The Byron Nelson was held at Trinity Forest, a course designed by Ben Crenshaw and similar to Ashdown Forest as it’s natural one using the natural contours.
It’s windy too so the big bombers do not do as well as at other layouts.
21 year Wise was a worthy winner. He adds to the roster of bright young Americans.
The decision to liberalise betting in some US states was good news for the UK betting industry. Yet I am still concerned that, after smoking and alcohol, betting will be the next in line. Many betting companies have registered offices in Gibraltar to avoid UK tax and there is the sponsorship of many clubs by betting companies and saturation advertising too. In an increasingly anti-capitalist atmosphere of political corporate interference, politicians may well have betting companies as a target.
The start of the final pair of Leishman and Wise was delayed for 4 hours. So I watched A Very English Scandal which starred keen golfer Hugh Grant.
I have always found him a more accomplished versatile actor than his reputation and in late middle age he has matured from the public schoolboy emotionally muddled roles in Four Weddings and a Funeral and Notting Hill. He fitted the role of the debonair gay boulevardier Jeremy Thorpe brilliantly.

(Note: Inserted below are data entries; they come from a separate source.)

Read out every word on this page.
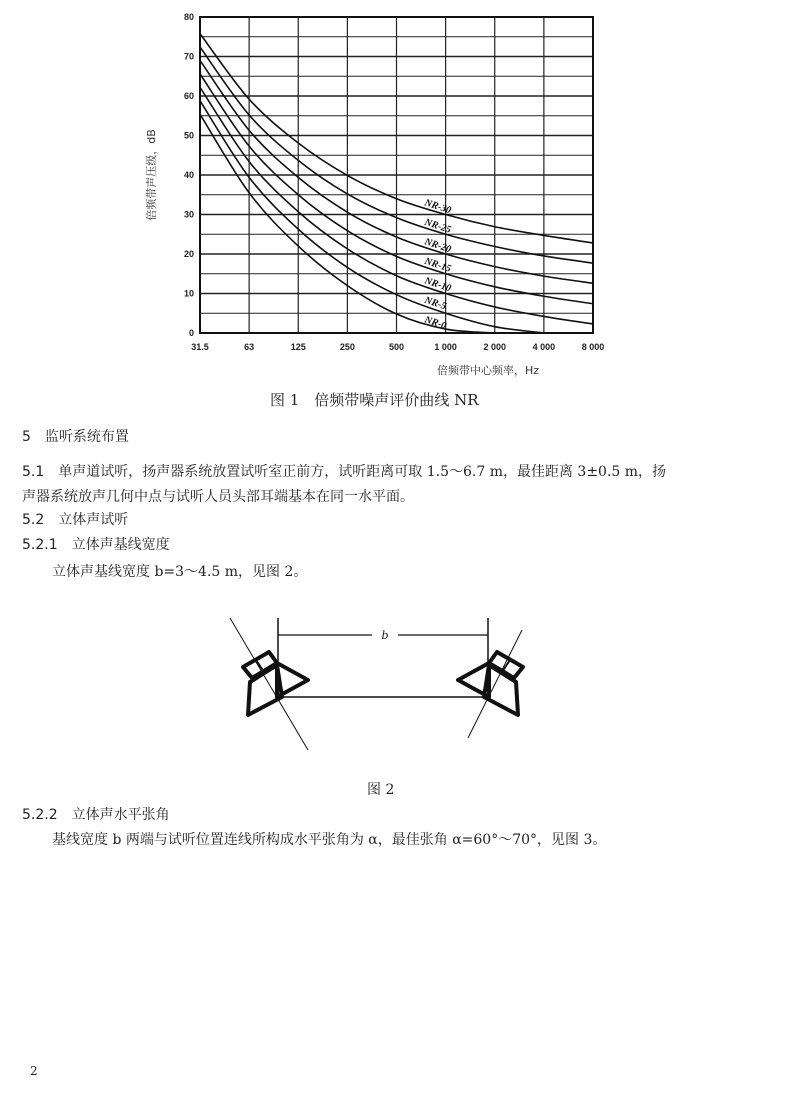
0
10
20
30
40
50
60
70
80
31.5	63	125	250	500	1 000	2 000	4 000	8 000
NR-30
NR-25
NR-20
NR-15
NR-10
NR-5
NR-0
倍频带中心频率，Hz
倍频带声压级，dB
图 1　倍频带噪声评价曲线 NR
5 监听系统布置
5.1 单声道试听，扬声器系统放置试听室正前方，试听距离可取 1.5～6.7 m，最佳距离 3±0.5 m，扬
声器系统放声几何中点与试听人员头部耳端基本在同一水平面。
5.2 立体声试听
5.2.1 立体声基线宽度
立体声基线宽度 b=3～4.5 m，见图 2。
b
图 2
5.2.2 立体声水平张角
基线宽度 b 两端与试听位置连线所构成水平张角为 α，最佳张角 α=60°～70°，见图 3。
2
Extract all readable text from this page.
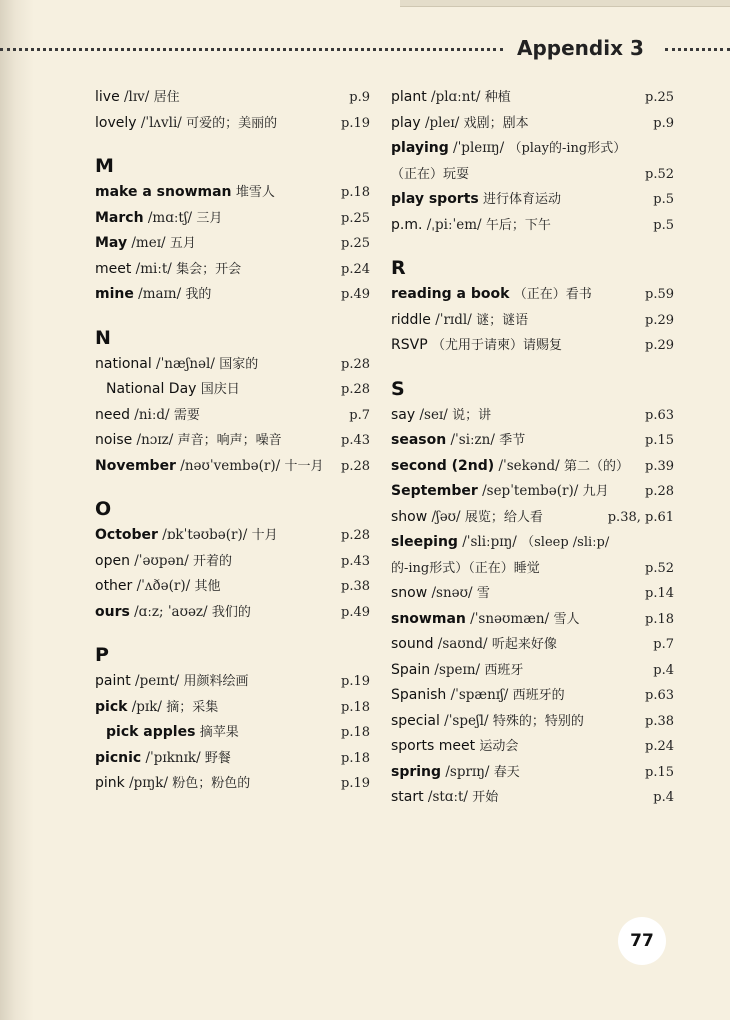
Appendix 3
live /lɪv/ 居住	p.9
lovely /ˈlʌvli/ 可爱的；美丽的	p.19
M
make a snowman 堆雪人	p.18
March /mɑːtʃ/ 三月	p.25
May /meɪ/ 五月	p.25
meet /miːt/ 集会；开会	p.24
mine /maɪn/ 我的	p.49
N
national /ˈnæʃnəl/ 国家的	p.28
National Day 国庆日	p.28
need /niːd/ 需要	p.7
noise /nɔɪz/ 声音；响声；噪音	p.43
November /nəʊˈvembə(r)/ 十一月	p.28
O
October /ɒkˈtəʊbə(r)/ 十月	p.28
open /ˈəʊpən/ 开着的	p.43
other /ˈʌðə(r)/ 其他	p.38
ours /ɑːz; ˈaʊəz/ 我们的	p.49
P
paint /peɪnt/ 用颜料绘画	p.19
pick /pɪk/ 摘；采集	p.18
pick apples 摘苹果	p.18
picnic /ˈpɪknɪk/ 野餐	p.18
pink /pɪŋk/ 粉色；粉色的	p.19
plant /plɑːnt/ 种植	p.25
play /pleɪ/ 戏剧；剧本	p.9
playing /ˈpleɪɪŋ/ （play的-ing形式）
（正在）玩耍	p.52
play sports 进行体育运动	p.5
p.m. /ˌpiːˈem/ 午后；下午	p.5
R
reading a book （正在）看书	p.59
riddle /ˈrɪdl/ 谜；谜语	p.29
RSVP （尤用于请柬）请赐复	p.29
S
say /seɪ/ 说；讲	p.63
season /ˈsiːzn/ 季节	p.15
second (2nd) /ˈsekənd/ 第二（的）	p.39
September /sepˈtembə(r)/ 九月	p.28
show /ʃəʊ/ 展览；给人看	p.38, p.61
sleeping /ˈsliːpɪŋ/ （sleep /sliːp/
的-ing形式）（正在）睡觉	p.52
snow /snəʊ/ 雪	p.14
snowman /ˈsnəʊmæn/ 雪人	p.18
sound /saʊnd/ 听起来好像	p.7
Spain /speɪn/ 西班牙	p.4
Spanish /ˈspænɪʃ/ 西班牙的	p.63
special /ˈspeʃl/ 特殊的；特别的	p.38
sports meet 运动会	p.24
spring /sprɪŋ/ 春天	p.15
start /stɑːt/ 开始	p.4
77
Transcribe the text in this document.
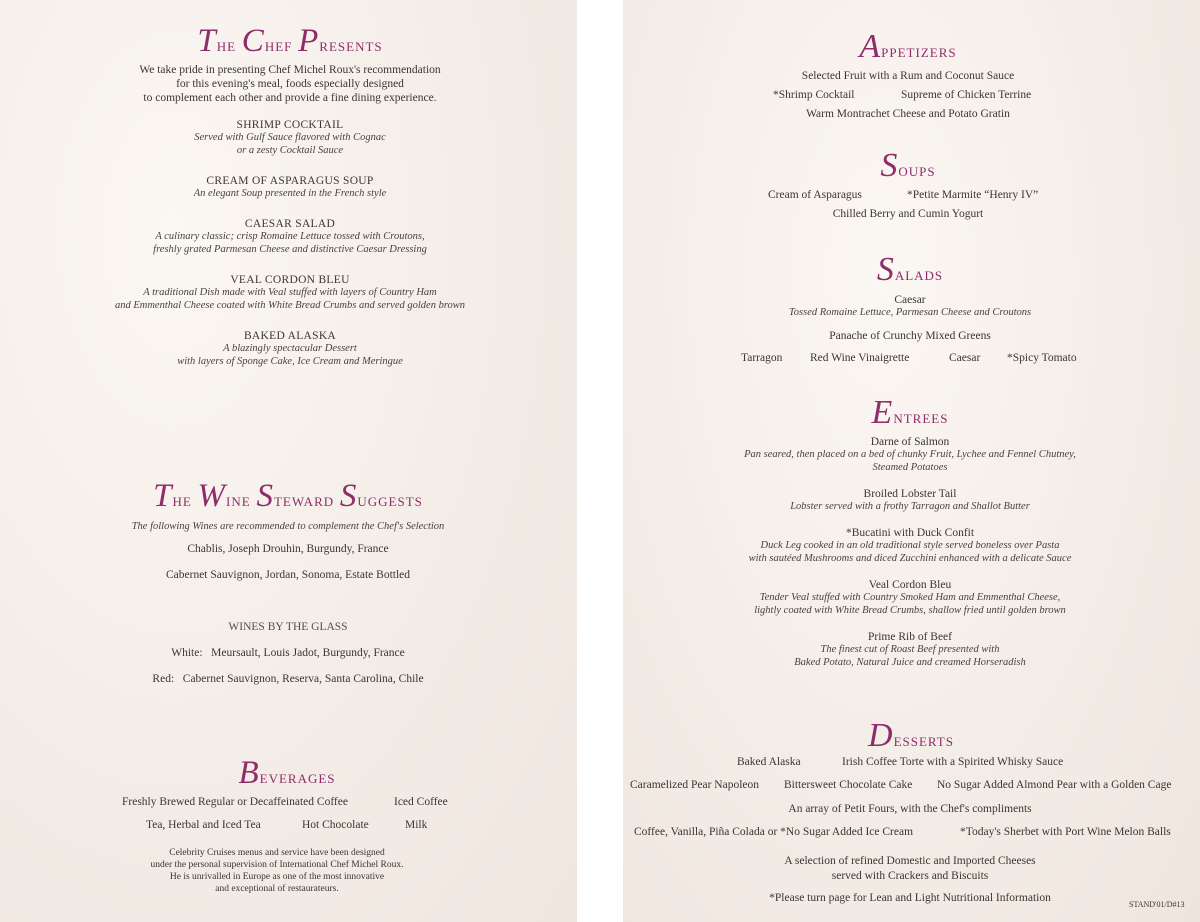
The Chef Presents
We take pride in presenting Chef Michel Roux's recommendation
for this evening's meal, foods especially designed
to complement each other and provide a fine dining experience.
SHRIMP COCKTAIL
Served with Gulf Sauce flavored with Cognac
or a zesty Cocktail Sauce
CREAM OF ASPARAGUS SOUP
An elegant Soup presented in the French style
CAESAR SALAD
A culinary classic; crisp Romaine Lettuce tossed with Croutons,
freshly grated Parmesan Cheese and distinctive Caesar Dressing
VEAL CORDON BLEU
A traditional Dish made with Veal stuffed with layers of Country Ham
and Emmenthal Cheese coated with White Bread Crumbs and served golden brown
BAKED ALASKA
A blazingly spectacular Dessert
with layers of Sponge Cake, Ice Cream and Meringue
The Wine Steward Suggests
The following Wines are recommended to complement the Chef's Selection
Chablis, Joseph Drouhin, Burgundy, France
Cabernet Sauvignon, Jordan, Sonoma, Estate Bottled
WINES BY THE GLASS
White: Meursault, Louis Jadot, Burgundy, France
Red: Cabernet Sauvignon, Reserva, Santa Carolina, Chile
Beverages
Freshly Brewed Regular or Decaffeinated Coffee	Iced Coffee
Tea, Herbal and Iced Tea	Hot Chocolate	Milk
Celebrity Cruises menus and service have been designed
under the personal supervision of International Chef Michel Roux.
He is unrivalled in Europe as one of the most innovative
and exceptional of restaurateurs.
Appetizers
Selected Fruit with a Rum and Coconut Sauce
*Shrimp Cocktail	Supreme of Chicken Terrine
Warm Montrachet Cheese and Potato Gratin
Soups
Cream of Asparagus	*Petite Marmite “Henry IV”
Chilled Berry and Cumin Yogurt
Salads
Caesar
Tossed Romaine Lettuce, Parmesan Cheese and Croutons
Panache of Crunchy Mixed Greens
Tarragon Red Wine Vinaigrette	Caesar *Spicy Tomato
Entrees
Darne of Salmon
Pan seared, then placed on a bed of chunky Fruit, Lychee and Fennel Chutney,
Steamed Potatoes
Broiled Lobster Tail
Lobster served with a frothy Tarragon and Shallot Butter
*Bucatini with Duck Confit
Duck Leg cooked in an old traditional style served boneless over Pasta
with sautéed Mushrooms and diced Zucchini enhanced with a delicate Sauce
Veal Cordon Bleu
Tender Veal stuffed with Country Smoked Ham and Emmenthal Cheese,
lightly coated with White Bread Crumbs, shallow fried until golden brown
Prime Rib of Beef
The finest cut of Roast Beef presented with
Baked Potato, Natural Juice and creamed Horseradish
Desserts
Baked Alaska	Irish Coffee Torte with a Spirited Whisky Sauce
Caramelized Pear Napoleon Bittersweet Chocolate Cake No Sugar Added Almond Pear with a Golden Cage
An array of Petit Fours, with the Chef's compliments
Coffee, Vanilla, Piña Colada or *No Sugar Added Ice Cream	*Today's Sherbet with Port Wine Melon Balls
A selection of refined Domestic and Imported Cheeses
served with Crackers and Biscuits
*Please turn page for Lean and Light Nutritional Information
STAND'01/D#13
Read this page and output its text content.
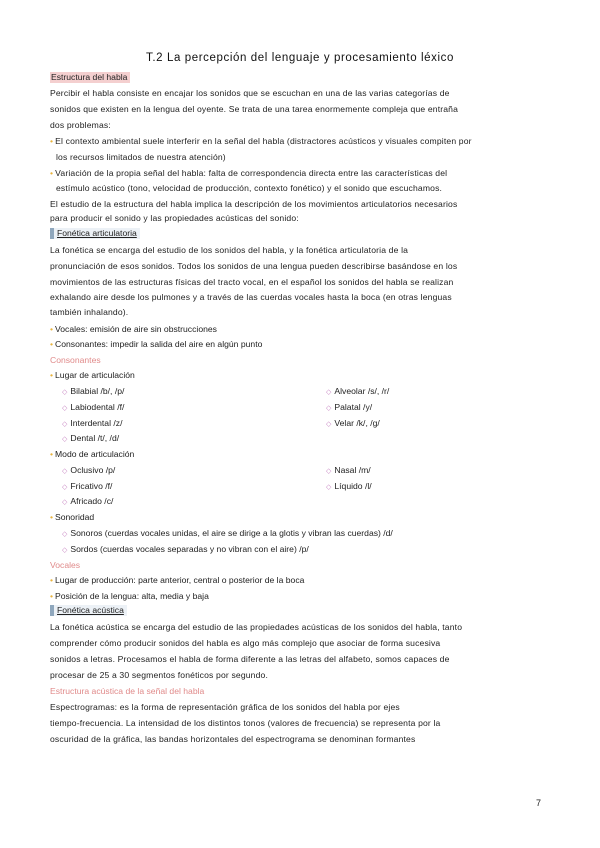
T.2 La percepción del lenguaje y procesamiento léxico
Estructura del habla
Percibir el habla consiste en encajar los sonidos que se escuchan en una de las varias categorías de
sonidos que existen en la lengua del oyente. Se trata de una tarea enormemente compleja que entraña
dos problemas:
• El contexto ambiental suele interferir en la señal del habla (distractores acústicos y visuales compiten por
los recursos limitados de nuestra atención)
• Variación de la propia señal del habla: falta de correspondencia directa entre las características del
estímulo acústico (tono, velocidad de producción, contexto fonético) y el sonido que escuchamos.
El estudio de la estructura del habla implica la descripción de los movimientos articulatorios necesarios
para producir el sonido y las propiedades acústicas del sonido:
Fonética articulatoria
La fonética se encarga del estudio de los sonidos del habla, y la fonética articulatoria de la
pronunciación de esos sonidos. Todos los sonidos de una lengua pueden describirse basándose en los
movimientos de las estructuras físicas del tracto vocal, en el español los sonidos del habla se realizan
exhalando aire desde los pulmones y a través de las cuerdas vocales hasta la boca (en otras lenguas
también inhalando).
• Vocales: emisión de aire sin obstrucciones
• Consonantes: impedir la salida del aire en algún punto
Consonantes
• Lugar de articulación
◇ Bilabial /b/, /p/	◇ Alveolar /s/, /r/
◇ Labiodental /f/	◇ Palatal /y/
◇ Interdental /z/	◇ Velar /k/, /g/
◇ Dental /t/, /d/
• Modo de articulación
◇ Oclusivo /p/	◇ Nasal /m/
◇ Fricativo /f/	◇ Líquido /l/
◇ Africado /c/
• Sonoridad
◇ Sonoros (cuerdas vocales unidas, el aire se dirige a la glotis y vibran las cuerdas) /d/
◇ Sordos (cuerdas vocales separadas y no vibran con el aire) /p/
Vocales
• Lugar de producción: parte anterior, central o posterior de la boca
• Posición de la lengua: alta, media y baja
Fonética acústica
La fonética acústica se encarga del estudio de las propiedades acústicas de los sonidos del habla, tanto
comprender cómo producir sonidos del habla es algo más complejo que asociar de forma sucesiva
sonidos a letras. Procesamos el habla de forma diferente a las letras del alfabeto, somos capaces de
procesar de 25 a 30 segmentos fonéticos por segundo.
Estructura acústica de la señal del habla
Espectrogramas: es la forma de representación gráfica de los sonidos del habla por ejes
tiempo-frecuencia. La intensidad de los distintos tonos (valores de frecuencia) se representa por la
oscuridad de la gráfica, las bandas horizontales del espectrograma se denominan formantes
7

I found the drama compelling. I heard one feminist reviewer on the BBC say she was deeply troubled by the way the predatory Thorpe used his power to seduce Norman Scott. Is drama based on true events now supposed to reposition the facts to suits the mores of our times? In fact, Scott is the only one still alive, having outlived and outmaneuvered those rather shady chancers in the Thorpe circle.